In our delivery system, there are two stages (A and B) that are different. The first deliverer type A carries a package that contains a bomb with potential to go off and will become more destructive the more packages there are in surplus at a given time (ammonia is quite acutely toxic), so it is extremely critical that warehouse A does not have a surplus of packages (ammonia) that could be damaging to nearby occupants (fish/etc.).
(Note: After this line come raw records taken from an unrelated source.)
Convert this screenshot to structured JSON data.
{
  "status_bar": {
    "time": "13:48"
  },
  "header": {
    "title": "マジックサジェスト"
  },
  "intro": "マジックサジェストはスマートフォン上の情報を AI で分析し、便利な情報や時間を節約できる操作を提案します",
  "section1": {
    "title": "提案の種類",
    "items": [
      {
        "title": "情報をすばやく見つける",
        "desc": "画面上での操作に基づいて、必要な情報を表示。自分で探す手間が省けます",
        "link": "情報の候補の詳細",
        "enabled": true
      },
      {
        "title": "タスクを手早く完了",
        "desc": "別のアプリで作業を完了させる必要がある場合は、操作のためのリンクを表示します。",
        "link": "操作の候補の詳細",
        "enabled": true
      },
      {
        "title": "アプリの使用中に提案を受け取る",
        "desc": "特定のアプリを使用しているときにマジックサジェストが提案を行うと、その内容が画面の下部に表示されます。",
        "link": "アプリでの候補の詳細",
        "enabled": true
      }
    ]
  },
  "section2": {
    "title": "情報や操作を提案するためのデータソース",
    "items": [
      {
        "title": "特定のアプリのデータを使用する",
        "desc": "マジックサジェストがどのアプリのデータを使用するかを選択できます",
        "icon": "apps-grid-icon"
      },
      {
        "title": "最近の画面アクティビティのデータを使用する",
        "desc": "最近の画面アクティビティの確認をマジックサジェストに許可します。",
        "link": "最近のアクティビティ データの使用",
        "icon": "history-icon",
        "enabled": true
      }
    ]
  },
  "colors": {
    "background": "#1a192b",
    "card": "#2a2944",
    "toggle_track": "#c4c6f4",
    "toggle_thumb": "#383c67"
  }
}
At warehouse B, the bombs have been diffused but the contents remaining may still be somewhat harmful, maybe mostly just stressful, to carry (nitrite is non-toxic/not as toxic as ammonia/only a stress on marine fish, still an ongoing discussion with different viewpoints whether it needs to be measured), thus the deliveries from warehouse B are not as critical for the well-being of the nearby occupants but would still be a surplus at the warehouse if not delivered, thus indicating an incomplete cycle.
Once the package gets delivered by B (converted to nitrate), it is no longer dangerous but lures a lot of looters (undesirable bacteria/algae/organisms due to high nitrates) that can just cause problems if the packages are not moved to the final customer and removed from the delivery service (converted to nitrogen gas and expelled from the system).
Well, that is a lot of text, but I hope it helps this discussion and that I can continue to learn and better-understand the processes in these complex biological ecosystems we keep in aquariums!